The Cambridge History of English and American Literature in 18 Volumes (1907–21).
VOLUME XVIII. Later National Literature, Part III.
§ 11. Communistic Arguments
Side by side with this development of the general theory of economics, there proceeded, as mentioned above, a heated discussion on practical economic problems. Most of this pamphlet literature, interesting as showing the current of popular thought, was of only temporary interest and must be passed over in this brief sketch. A few books are deserving of mention. In the workingman’s movement which developed in the third decade in New York, three authors exerted more than a passing influence. L. Byllesby’s Observations on the Source and Effects of Unequal Wealth (1826) and Thomas Skidmore’s The Rights of Man to Property (1829) furnished the basis for the new and short-lived socialist movement. Frances Wright, the eloquent and attractive apostle of freedom for women and negroes, exerted a great influence by her Course of Popular Lectures (1829) and by The New Harmony Gazette (1825–35) which she edited in co-operation with Robert Dale Owen, a son of Robert Owen. Interesting discussions of the principles of the labour movement are found in The Journeyman Mechanic’s Advocate (1827), which has the distinction of being the first labour paper in the world; The Mechanics’ Free Press (from 1828–1831); and The Workingmen’s Advocate, edited by G. H. Evans (1829–36).
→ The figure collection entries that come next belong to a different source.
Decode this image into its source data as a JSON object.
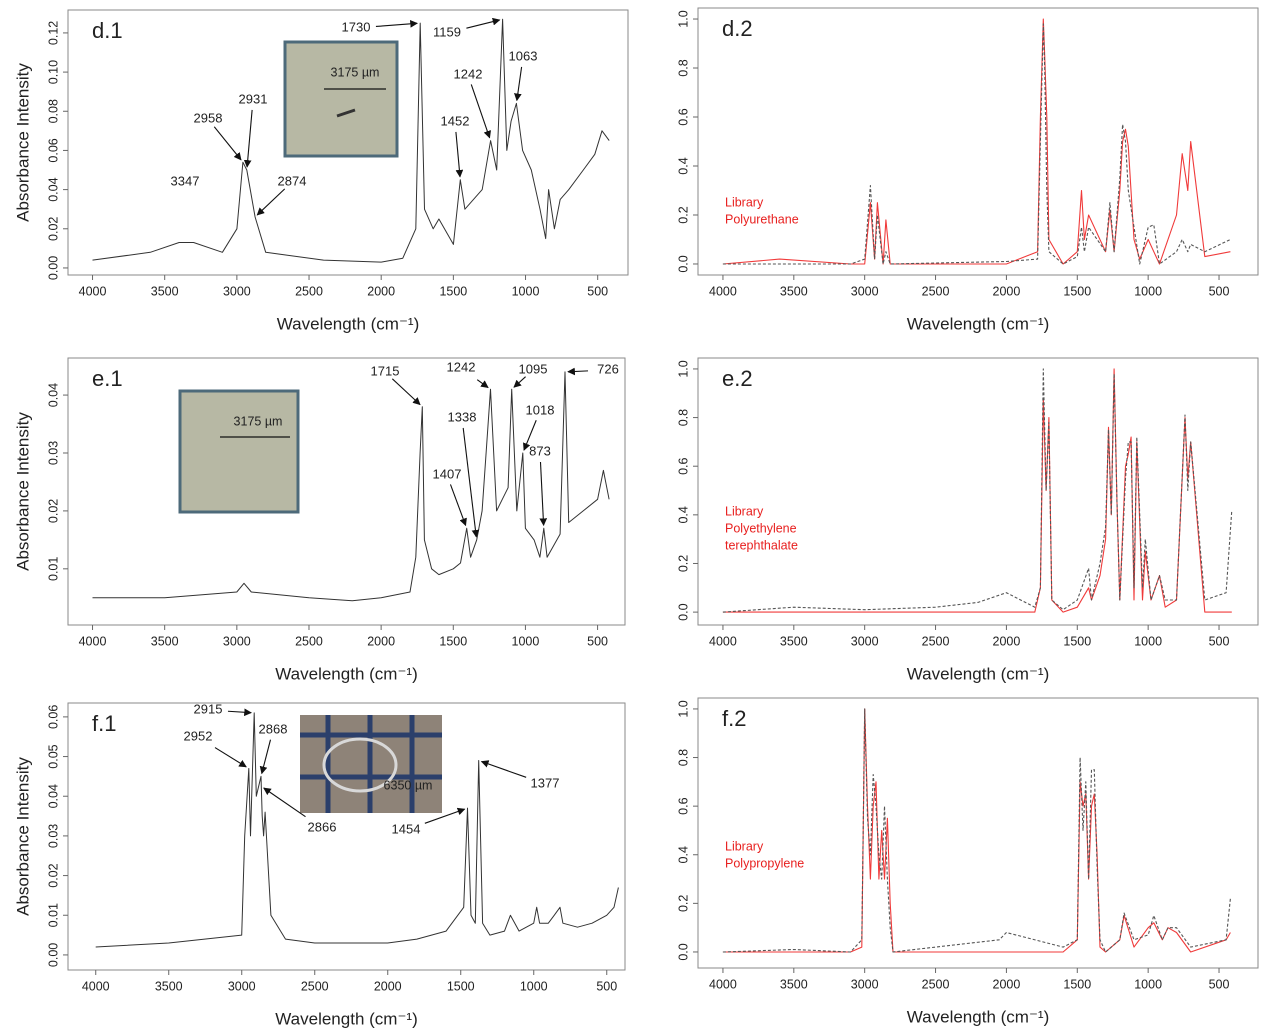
{
  "chart_data": [
    {
      "type": "line",
      "label": "d.1",
      "xlabel": "Wavelength (cm⁻¹)",
      "ylabel": "Absorbance Intensity",
      "inset_scale": "3175 µm",
      "xlim": [
        4170,
        290
      ],
      "ylim": [
        -0.0036,
        0.1317
      ],
      "xticks": [
        4000,
        3500,
        3000,
        2500,
        2000,
        1500,
        1000,
        500
      ],
      "yticks": [
        {
          "value": 0,
          "label": "0.00"
        },
        {
          "value": 0.02,
          "label": "0.02"
        },
        {
          "value": 0.04,
          "label": "0.04"
        },
        {
          "value": 0.06,
          "label": "0.06"
        },
        {
          "value": 0.08,
          "label": "0.08"
        },
        {
          "value": 0.1,
          "label": "0.10"
        },
        {
          "value": 0.12,
          "label": "0.12"
        }
      ],
      "x": [
        4000,
        3600,
        3400,
        3300,
        3100,
        3000,
        2958,
        2931,
        2874,
        2800,
        2400,
        2000,
        1850,
        1760,
        1730,
        1700,
        1640,
        1600,
        1500,
        1452,
        1420,
        1300,
        1242,
        1200,
        1159,
        1130,
        1100,
        1063,
        1020,
        960,
        900,
        860,
        840,
        800,
        760,
        700,
        600,
        520,
        470,
        420
      ],
      "color": "#333333",
      "values": [
        0.004,
        0.008,
        0.013,
        0.013,
        0.008,
        0.02,
        0.054,
        0.05,
        0.026,
        0.008,
        0.004,
        0.003,
        0.005,
        0.02,
        0.125,
        0.03,
        0.02,
        0.025,
        0.012,
        0.045,
        0.03,
        0.04,
        0.065,
        0.05,
        0.127,
        0.06,
        0.075,
        0.084,
        0.06,
        0.05,
        0.03,
        0.015,
        0.04,
        0.02,
        0.035,
        0.04,
        0.05,
        0.058,
        0.07,
        0.065
      ],
      "peak_labels": [
        1730,
        1159,
        1242,
        1063,
        1452,
        2958,
        2931,
        2874,
        3347
      ]
    },
    {
      "type": "line",
      "label": "d.2",
      "xlabel": "Wavelength (cm⁻¹)",
      "library_label": [
        "Library",
        "Polyurethane"
      ],
      "xlim": [
        4176,
        225
      ],
      "ylim": [
        -0.045,
        1.045
      ],
      "xticks": [
        4000,
        3500,
        3000,
        2500,
        2000,
        1500,
        1000,
        500
      ],
      "yticks": [
        {
          "value": 0,
          "label": "0.0"
        },
        0.2,
        0.4,
        0.6,
        0.8,
        {
          "value": 1,
          "label": "1.0"
        }
      ],
      "x": [
        4000,
        3600,
        3100,
        3000,
        2960,
        2930,
        2910,
        2870,
        2850,
        2820,
        2000,
        1780,
        1760,
        1740,
        1730,
        1715,
        1700,
        1600,
        1500,
        1470,
        1450,
        1420,
        1300,
        1270,
        1240,
        1200,
        1180,
        1160,
        1140,
        1100,
        1060,
        1000,
        960,
        920,
        800,
        760,
        720,
        700,
        600,
        420
      ],
      "series": [
        {
          "color": "#f03a3a",
          "values": [
            0,
            0.02,
            0,
            0,
            0.25,
            0.02,
            0.25,
            0,
            0.18,
            0,
            0,
            0.05,
            0.6,
            1,
            0.85,
            0.6,
            0.1,
            0,
            0.05,
            0.3,
            0.1,
            0.2,
            0.05,
            0.22,
            0.05,
            0.3,
            0.5,
            0.55,
            0.48,
            0.1,
            0.02,
            0.1,
            0.05,
            0,
            0.2,
            0.45,
            0.3,
            0.5,
            0.03,
            0.05
          ]
        },
        {
          "color": "#555555",
          "dashed": true,
          "values": [
            0,
            0,
            0,
            0.02,
            0.32,
            0.02,
            0.2,
            0,
            0.05,
            0,
            0.01,
            0.02,
            0.5,
            0.98,
            0.8,
            0.3,
            0.05,
            0,
            0.03,
            0.15,
            0.05,
            0.15,
            0.05,
            0.25,
            0.05,
            0.35,
            0.57,
            0.5,
            0.3,
            0.15,
            0,
            0.15,
            0.16,
            0,
            0.05,
            0.1,
            0.05,
            0.08,
            0.05,
            0.1
          ]
        }
      ]
    },
    {
      "type": "line",
      "label": "e.1",
      "xlabel": "Wavelength (cm⁻¹)",
      "ylabel": "Absorbance Intensity",
      "inset_scale": "3175 µm",
      "xlim": [
        4170,
        310
      ],
      "ylim": [
        0.0003,
        0.0464
      ],
      "xticks": [
        4000,
        3500,
        3000,
        2500,
        2000,
        1500,
        1000,
        500
      ],
      "yticks": [
        0.01,
        0.02,
        0.03,
        0.04
      ],
      "x": [
        4000,
        3500,
        3000,
        2950,
        2900,
        2500,
        2200,
        2000,
        1800,
        1760,
        1730,
        1715,
        1700,
        1650,
        1600,
        1500,
        1450,
        1407,
        1380,
        1338,
        1300,
        1242,
        1200,
        1160,
        1120,
        1095,
        1060,
        1018,
        1000,
        940,
        900,
        873,
        850,
        760,
        726,
        700,
        600,
        500,
        460,
        420
      ],
      "color": "#333333",
      "values": [
        0.005,
        0.005,
        0.006,
        0.0075,
        0.006,
        0.005,
        0.0045,
        0.005,
        0.006,
        0.012,
        0.03,
        0.038,
        0.015,
        0.01,
        0.009,
        0.01,
        0.011,
        0.017,
        0.012,
        0.015,
        0.02,
        0.041,
        0.02,
        0.022,
        0.024,
        0.041,
        0.02,
        0.03,
        0.017,
        0.015,
        0.012,
        0.017,
        0.012,
        0.016,
        0.044,
        0.018,
        0.02,
        0.022,
        0.027,
        0.022
      ],
      "peak_labels": [
        1715,
        1242,
        1095,
        726,
        1338,
        1407,
        1018,
        873
      ]
    },
    {
      "type": "line",
      "label": "e.2",
      "xlabel": "Wavelength (cm⁻¹)",
      "library_label": [
        "Library",
        "Polyethylene",
        "terephthalate"
      ],
      "xlim": [
        4176,
        225
      ],
      "ylim": [
        -0.053,
        1.045
      ],
      "xticks": [
        4000,
        3500,
        3000,
        2500,
        2000,
        1500,
        1000,
        500
      ],
      "yticks": [
        {
          "value": 0,
          "label": "0.0"
        },
        0.2,
        0.4,
        0.6,
        0.8,
        {
          "value": 1,
          "label": "1.0"
        }
      ],
      "x": [
        4000,
        3500,
        3000,
        2500,
        2200,
        2000,
        1800,
        1760,
        1740,
        1720,
        1700,
        1680,
        1600,
        1500,
        1420,
        1400,
        1340,
        1300,
        1280,
        1260,
        1240,
        1220,
        1200,
        1160,
        1140,
        1120,
        1100,
        1080,
        1040,
        1020,
        980,
        920,
        880,
        800,
        740,
        720,
        700,
        600,
        450,
        410
      ],
      "series": [
        {
          "color": "#f03a3a",
          "values": [
            0,
            0,
            0,
            0,
            0,
            0,
            0,
            0.1,
            0.88,
            0.5,
            0.8,
            0.05,
            0,
            0.02,
            0.1,
            0.05,
            0.15,
            0.3,
            0.76,
            0.4,
            1,
            0.45,
            0.05,
            0.6,
            0.65,
            0.72,
            0.05,
            0.7,
            0.05,
            0.25,
            0.05,
            0.15,
            0.02,
            0.05,
            0.8,
            0.55,
            0.7,
            0,
            0,
            0
          ]
        },
        {
          "color": "#555555",
          "dashed": true,
          "values": [
            0,
            0.02,
            0.01,
            0.02,
            0.04,
            0.08,
            0.02,
            0.1,
            1,
            0.5,
            0.78,
            0.05,
            0.01,
            0.05,
            0.18,
            0.05,
            0.2,
            0.35,
            0.75,
            0.4,
            0.98,
            0.45,
            0.05,
            0.55,
            0.7,
            0.7,
            0.1,
            0.72,
            0.1,
            0.3,
            0.05,
            0.15,
            0.05,
            0.05,
            0.81,
            0.5,
            0.7,
            0.05,
            0.08,
            0.42
          ]
        }
      ]
    },
    {
      "type": "line",
      "label": "f.1",
      "xlabel": "Wavelength (cm⁻¹)",
      "ylabel": "Absorbance Intensity",
      "inset_scale": "6350 µm",
      "xlim": [
        4190,
        375
      ],
      "ylim": [
        -0.0038,
        0.0635
      ],
      "xticks": [
        4000,
        3500,
        3000,
        2500,
        2000,
        1500,
        1000,
        500
      ],
      "yticks": [
        {
          "value": 0,
          "label": "0.00"
        },
        0.01,
        0.02,
        0.03,
        0.04,
        0.05,
        0.06
      ],
      "x": [
        4000,
        3500,
        3000,
        2980,
        2952,
        2940,
        2915,
        2900,
        2868,
        2860,
        2850,
        2840,
        2800,
        2700,
        2500,
        2000,
        1800,
        1600,
        1480,
        1454,
        1430,
        1400,
        1377,
        1350,
        1300,
        1200,
        1160,
        1100,
        1000,
        980,
        960,
        900,
        860,
        820,
        800,
        700,
        600,
        500,
        450,
        420
      ],
      "color": "#333333",
      "values": [
        0.002,
        0.003,
        0.005,
        0.03,
        0.047,
        0.03,
        0.061,
        0.04,
        0.045,
        0.035,
        0.03,
        0.036,
        0.01,
        0.004,
        0.003,
        0.003,
        0.004,
        0.006,
        0.012,
        0.037,
        0.01,
        0.008,
        0.049,
        0.008,
        0.005,
        0.006,
        0.01,
        0.006,
        0.008,
        0.012,
        0.008,
        0.008,
        0.01,
        0.012,
        0.008,
        0.007,
        0.008,
        0.01,
        0.012,
        0.017
      ],
      "peak_labels": [
        2915,
        2952,
        2868,
        2866,
        1454,
        1377
      ]
    },
    {
      "type": "line",
      "label": "f.2",
      "xlabel": "Wavelength (cm⁻¹)",
      "library_label": [
        "Library",
        "Polypropylene"
      ],
      "xlim": [
        4176,
        225
      ],
      "ylim": [
        -0.066,
        1.045
      ],
      "xticks": [
        4000,
        3500,
        3000,
        2500,
        2000,
        1500,
        1000,
        500
      ],
      "yticks": [
        {
          "value": 0,
          "label": "0.0"
        },
        0.2,
        0.4,
        0.6,
        0.8,
        {
          "value": 1,
          "label": "1.0"
        }
      ],
      "x": [
        4000,
        3500,
        3100,
        3020,
        3000,
        2980,
        2960,
        2940,
        2920,
        2900,
        2880,
        2860,
        2840,
        2820,
        2800,
        2500,
        2050,
        2000,
        1600,
        1500,
        1480,
        1460,
        1440,
        1420,
        1400,
        1380,
        1360,
        1340,
        1300,
        1200,
        1170,
        1100,
        1000,
        960,
        900,
        860,
        800,
        700,
        450,
        420
      ],
      "series": [
        {
          "color": "#f03a3a",
          "values": [
            0,
            0,
            0,
            0.02,
            1,
            0.6,
            0.3,
            0.6,
            0.7,
            0.3,
            0.5,
            0.3,
            0.55,
            0.2,
            0,
            0,
            0,
            0,
            0,
            0.05,
            0.7,
            0.6,
            0.65,
            0.3,
            0.6,
            0.65,
            0.4,
            0.02,
            0,
            0.05,
            0.15,
            0.02,
            0.1,
            0.12,
            0.05,
            0.1,
            0.08,
            0,
            0.05,
            0.08
          ]
        },
        {
          "color": "#555555",
          "dashed": true,
          "values": [
            0,
            0.01,
            0,
            0.05,
            1,
            0.55,
            0.4,
            0.73,
            0.6,
            0.4,
            0.3,
            0.6,
            0.3,
            0.1,
            0,
            0.02,
            0.05,
            0.08,
            0.02,
            0.05,
            0.8,
            0.5,
            0.7,
            0.3,
            0.75,
            0.75,
            0.35,
            0.05,
            0,
            0.05,
            0.16,
            0.05,
            0.07,
            0.15,
            0.05,
            0.1,
            0.1,
            0.02,
            0.05,
            0.22
          ]
        }
      ]
    }
  ]
}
For the next few years the interest in the question was maintained by William Maclure’s Opinions on Various Subjects Dedicated to the Industrious Producers (1831), Stephen Simpson’s Workingman’s Manual, a New Theory of Political Economy (1831), and Seth Luther’s An Address to the Workingmen of New England (1833), as well as by the labour periodicals of which the most important were The Man (1834–35), The National Labourer (1836–7), Thomas Brothers’s The Radical Reformer (1836), and Ely Moore’s The National Trades-Union (1836–37).
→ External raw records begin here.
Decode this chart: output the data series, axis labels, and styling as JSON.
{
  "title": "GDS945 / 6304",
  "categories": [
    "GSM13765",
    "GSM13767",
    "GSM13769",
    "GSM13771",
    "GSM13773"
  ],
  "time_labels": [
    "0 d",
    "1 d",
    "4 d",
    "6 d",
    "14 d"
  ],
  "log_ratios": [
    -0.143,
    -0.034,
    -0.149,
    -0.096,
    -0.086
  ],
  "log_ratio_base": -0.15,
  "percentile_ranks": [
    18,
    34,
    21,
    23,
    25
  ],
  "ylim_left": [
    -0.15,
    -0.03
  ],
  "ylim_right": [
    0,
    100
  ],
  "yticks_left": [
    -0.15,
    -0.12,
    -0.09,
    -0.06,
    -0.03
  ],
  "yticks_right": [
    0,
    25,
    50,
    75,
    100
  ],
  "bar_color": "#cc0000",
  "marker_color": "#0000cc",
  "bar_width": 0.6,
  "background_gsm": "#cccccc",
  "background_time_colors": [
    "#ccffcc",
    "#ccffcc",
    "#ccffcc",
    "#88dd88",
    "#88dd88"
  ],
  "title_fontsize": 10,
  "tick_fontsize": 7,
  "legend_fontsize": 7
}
The labour movement was succeeded in the forties by a wave of Fourierism and Associationism. The chief advocate of this was Albert Brisbane, with his Social Destiny of Man (1840), Association (1843), various translations of Fourier, and The Phalanx; or Journal of Social Science (1843–5). He was followed by Parke Godwin in his Popular View of the Doctrines of Fourier (1844) and by Horace Greeley in Association Discussed (1847). Greeley, who for a time opened the influential columns of the Tribune to this movement, showed his interest in the general subject by writing an introduction to Atkinson’s Principles of Political Economy (1843). He soon became more interested in the problems of protection and free land, editing, in 1843, The American Laborer and publishing toward the end of his career the Essays Designed to Elucidate the Science of Political Economy (1869), devoted to the same topics.
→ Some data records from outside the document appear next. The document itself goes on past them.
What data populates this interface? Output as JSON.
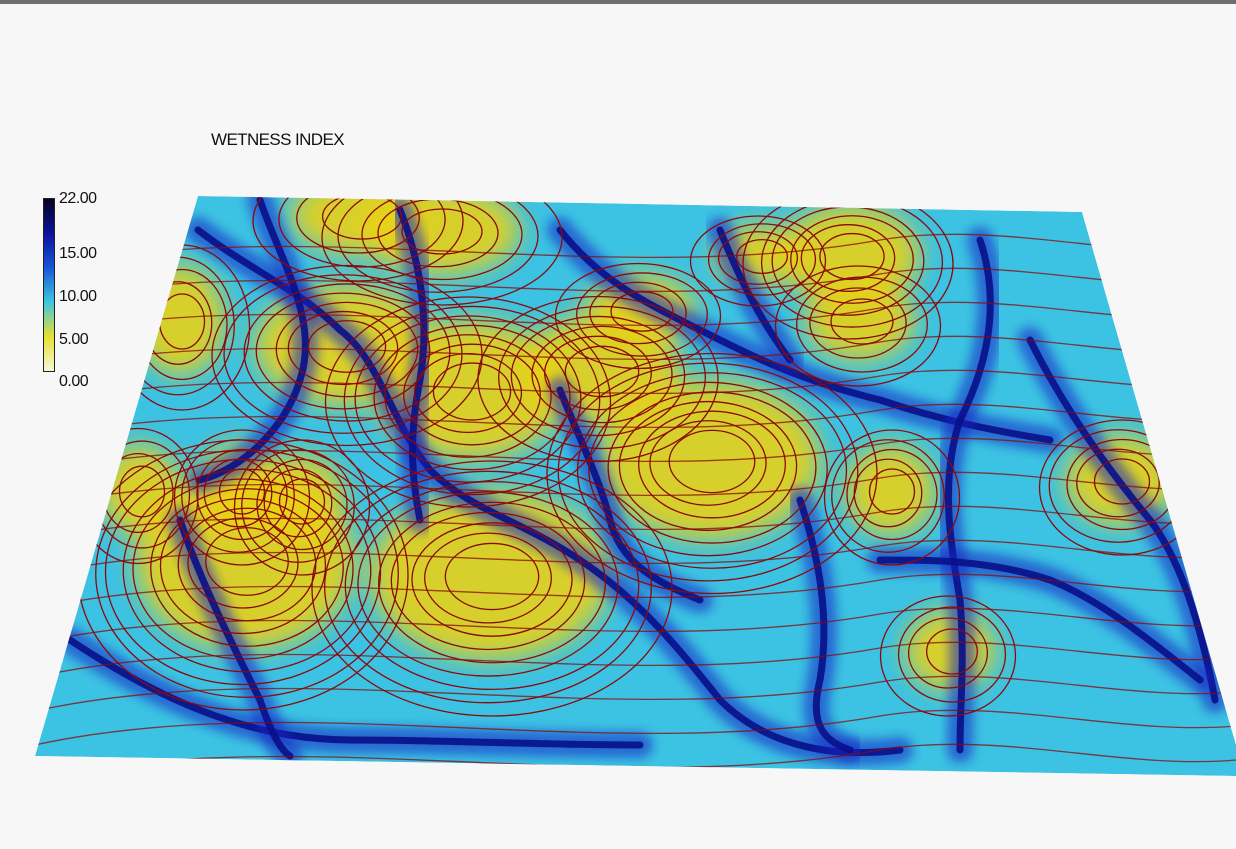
{
  "map": {
    "title": "WETNESS INDEX",
    "colors": {
      "background": "#f7f7f7",
      "contour": "#8b0a0a",
      "ridge": "#e8d21a",
      "slope": "#3cc2e3",
      "channel": "#1723c2",
      "deep_channel": "#0a0f8a"
    }
  },
  "legend": {
    "ticks": [
      {
        "label": "22.00",
        "value": 22
      },
      {
        "label": "15.00",
        "value": 15
      },
      {
        "label": "10.00",
        "value": 10
      },
      {
        "label": "5.00",
        "value": 5
      },
      {
        "label": "0.00",
        "value": 0
      }
    ],
    "min": 0,
    "max": 22,
    "gradient": [
      "#f4f7d8",
      "#e8e030",
      "#3fc6df",
      "#1a55d8",
      "#0b129a",
      "#040420"
    ]
  }
}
The interest in the Communist movement was carried on in The Harbinger (1845–47), of the Brook Farm phalanx; J. M. Horner’s The Herald of the New-Found World (1841–42); The Communitist (1844); and J. A. Collins’s The Social Pioneer (1844). The general theories of the labour movement are reflected in Robert McFarlane’s Mechanics’ Mirror (1846). This period is also marked by the advent of three original thinkers who emphasized individualism to the very extreme of anarchism: Josiah Warren in Equitable Commerce (1846) and True Civilization (1846); Stephen Pearl Andrews in The True Constitution of Government in the Sovereignty of the Individual (1851) and Cost the Limit of Price (1851); and Lysander Spooner in Poverty: Its Alleged Causes and Legal Cure (1846). Less important were J. Pickering’s The Workingman’s Political Economy (1847), J. Campbell’s A Theory of Equality (1848), and E. Kellogg’s Labor and Other Capital (1849). The next decade, with its period of prosperity, is marked by only two noteworthy books: Adin Ballou’s Practical Christian Socialism (1854) and H. Hughes’s Treatise on Sociology (1854).